Course Type | Course Code | No. Of Credits |
---|---|---|
Discipline Core | SOL2EN345 | 4 |
Semester and Year Offered: II & IV. Winter Semester 2019
Course Coordinator and Team: Sayandeb Chowdhury
Email of course coordinator: sayandeb[at]aud[dot]ac[dot]in
Pre-requisites: None
Aim: Much of the appeal of William Shakespeare’s seemingly inexhaustible power as a playwright lies in the most astonishing adaptations of his plays. This course will discuss how his plays have travelled across culture and medium, regions and most importantly, languages and how the inherent potency of a Shakespearean play is unlocked in tongues far removed from the original. By bringing together some of his most well- known plays to stand in comparison with some of thee landmark cinematic adaptations, the course hopes to highlight both older and newer issues that have surfaced in Shakespearean studies over the years: from honour, ambition, filial love, jealousy and madness to the more recent explorations of race, culture, sexuality, identity, gender and authorship itself.
Course Outcomes: On successful completion of this course students will be able to:
- Radically question the reception of canon
- Understand adaptation as critique
- Develop self-reflexivity about Shakespearean studies
- Engage with cinema as language and visual compendium.
Assessment
- Response Paper 20%
- Mid-Semester 30%
- Presentation 20%
- Term Paper 30%
Brief description of main modules:
Module 1
This module looks at the question of Shakespeare’s legacy, theories of adaption and the problems of authorship. It throws light on Adaptation theory and practice and film form.
Module 2
Macbeth : Power, sovereignty, primogeniture
- Akira Kurosawa, Throne of Blood
- Roman Polanski, Macbeth
- Justin Kerzel, Macbeth
- Vishal Bhardwaj, Maqbool
Module 3
King Lear: Age, kingship , madness
- Akira Kurosawa, Ran
- Grigori Kozintsev, King Lear
- Peter Brooke, King Lear
Module 4,
Hamlet: Being, nothingness, humanism
- Grigori Kozintsev, Hamlet
- Kenneth Branagh, Hamlet
- Vishal Bhardwaj, Haider
Reading List
- Macbeth (Arden Shakespeare The Third Series, Sandra Clark and Pamela Mason (ed), 2015 )
- King Lear (Arden Shakespeare The Third Series, RA Foakes (ed) 1997)

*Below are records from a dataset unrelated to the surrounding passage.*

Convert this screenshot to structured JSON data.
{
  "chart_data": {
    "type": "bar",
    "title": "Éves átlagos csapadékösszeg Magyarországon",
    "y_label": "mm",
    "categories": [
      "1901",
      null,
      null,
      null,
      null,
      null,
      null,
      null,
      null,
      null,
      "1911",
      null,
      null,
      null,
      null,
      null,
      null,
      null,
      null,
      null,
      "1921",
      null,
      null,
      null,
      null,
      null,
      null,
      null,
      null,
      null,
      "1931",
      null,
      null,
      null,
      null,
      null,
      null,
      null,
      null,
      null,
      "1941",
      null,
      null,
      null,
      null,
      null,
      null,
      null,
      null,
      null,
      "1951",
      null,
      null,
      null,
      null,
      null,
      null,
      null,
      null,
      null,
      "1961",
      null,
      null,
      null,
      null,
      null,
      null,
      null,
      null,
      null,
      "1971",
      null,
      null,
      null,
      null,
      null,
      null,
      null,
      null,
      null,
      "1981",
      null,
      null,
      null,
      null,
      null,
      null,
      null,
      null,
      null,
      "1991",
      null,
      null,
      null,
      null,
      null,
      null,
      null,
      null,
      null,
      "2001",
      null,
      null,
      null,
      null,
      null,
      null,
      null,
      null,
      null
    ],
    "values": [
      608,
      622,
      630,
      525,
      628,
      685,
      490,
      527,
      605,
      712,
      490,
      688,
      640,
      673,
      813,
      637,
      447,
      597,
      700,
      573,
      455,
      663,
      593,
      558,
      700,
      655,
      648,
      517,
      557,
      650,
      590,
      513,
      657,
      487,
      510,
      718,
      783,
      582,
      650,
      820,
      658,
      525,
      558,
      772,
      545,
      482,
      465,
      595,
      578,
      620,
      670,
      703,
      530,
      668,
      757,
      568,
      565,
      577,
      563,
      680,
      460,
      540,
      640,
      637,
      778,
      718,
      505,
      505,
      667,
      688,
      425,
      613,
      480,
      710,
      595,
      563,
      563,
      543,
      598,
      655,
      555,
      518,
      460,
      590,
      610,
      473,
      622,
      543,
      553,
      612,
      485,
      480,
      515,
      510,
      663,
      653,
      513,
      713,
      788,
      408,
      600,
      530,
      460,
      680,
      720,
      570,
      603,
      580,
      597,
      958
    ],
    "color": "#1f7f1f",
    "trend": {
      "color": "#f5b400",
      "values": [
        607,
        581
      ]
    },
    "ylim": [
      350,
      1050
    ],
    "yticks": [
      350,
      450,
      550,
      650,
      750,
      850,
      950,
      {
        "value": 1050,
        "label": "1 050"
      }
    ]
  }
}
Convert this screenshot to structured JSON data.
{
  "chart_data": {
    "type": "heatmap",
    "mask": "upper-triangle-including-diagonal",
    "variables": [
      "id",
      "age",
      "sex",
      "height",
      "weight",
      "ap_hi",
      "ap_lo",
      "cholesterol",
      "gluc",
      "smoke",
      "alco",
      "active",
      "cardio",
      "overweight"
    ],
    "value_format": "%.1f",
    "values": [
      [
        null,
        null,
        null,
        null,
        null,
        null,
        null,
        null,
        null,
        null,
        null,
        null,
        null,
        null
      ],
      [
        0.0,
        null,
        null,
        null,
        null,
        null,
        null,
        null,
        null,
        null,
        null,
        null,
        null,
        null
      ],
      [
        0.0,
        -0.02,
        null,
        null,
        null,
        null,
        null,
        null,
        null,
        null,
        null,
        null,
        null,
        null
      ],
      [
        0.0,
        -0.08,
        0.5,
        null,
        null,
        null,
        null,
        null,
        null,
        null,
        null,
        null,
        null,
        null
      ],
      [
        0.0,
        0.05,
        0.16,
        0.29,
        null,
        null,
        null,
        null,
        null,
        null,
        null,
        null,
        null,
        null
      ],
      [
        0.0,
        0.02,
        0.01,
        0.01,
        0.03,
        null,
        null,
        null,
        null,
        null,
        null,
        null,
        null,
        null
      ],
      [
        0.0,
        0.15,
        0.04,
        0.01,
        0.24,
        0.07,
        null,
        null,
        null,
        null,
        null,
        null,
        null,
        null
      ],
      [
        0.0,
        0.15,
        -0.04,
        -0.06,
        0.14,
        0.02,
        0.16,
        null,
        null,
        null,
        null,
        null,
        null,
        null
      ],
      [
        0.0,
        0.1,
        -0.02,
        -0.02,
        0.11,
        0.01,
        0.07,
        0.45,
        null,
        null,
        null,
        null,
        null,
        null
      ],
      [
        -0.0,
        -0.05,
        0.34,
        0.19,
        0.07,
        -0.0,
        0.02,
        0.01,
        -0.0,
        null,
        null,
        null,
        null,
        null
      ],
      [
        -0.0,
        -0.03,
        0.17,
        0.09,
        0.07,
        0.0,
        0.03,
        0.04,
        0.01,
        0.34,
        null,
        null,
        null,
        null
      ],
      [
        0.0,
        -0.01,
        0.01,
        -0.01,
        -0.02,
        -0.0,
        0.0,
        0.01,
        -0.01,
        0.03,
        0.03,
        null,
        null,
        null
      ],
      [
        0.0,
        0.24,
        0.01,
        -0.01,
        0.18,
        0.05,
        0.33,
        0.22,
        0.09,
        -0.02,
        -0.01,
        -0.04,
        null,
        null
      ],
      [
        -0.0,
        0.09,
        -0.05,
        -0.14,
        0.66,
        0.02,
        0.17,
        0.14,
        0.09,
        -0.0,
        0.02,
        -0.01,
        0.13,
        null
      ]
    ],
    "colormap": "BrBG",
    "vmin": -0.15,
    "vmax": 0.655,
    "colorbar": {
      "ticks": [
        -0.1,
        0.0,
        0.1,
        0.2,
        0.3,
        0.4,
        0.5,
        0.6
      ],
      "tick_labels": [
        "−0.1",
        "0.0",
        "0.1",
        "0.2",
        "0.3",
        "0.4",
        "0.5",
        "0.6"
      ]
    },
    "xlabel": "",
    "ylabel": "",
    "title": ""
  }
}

- Hamlet (Arden Shakespeare The Third Series, Ann Thompson & Neil Taylor (ed) RE, 2016)
- Rothwell Kenneth S, Shakespeare on Screen, CUP, 1990.
- Buchman Lorne M, Still in Movement: Shakespeare on Screen, OUP, 1991.
- Béchervaise, Neil E. et al, eds, Shakespeare on Celluloid, St Clair, 1999.
- Cartmell Deborah, Interpreting Shakespeare on Screen, Macmillan, 2000.
- Henderson E, Concise Companion to Shakespeare on Screen, Blackwell, 2007.
- Russell J (ed), The Cambridge Companion to Shakespeare on Film, CUP 2000
- Corrigan Timothy, Film and Literature: An Introduction and Reader, Routledge, 2E 2012.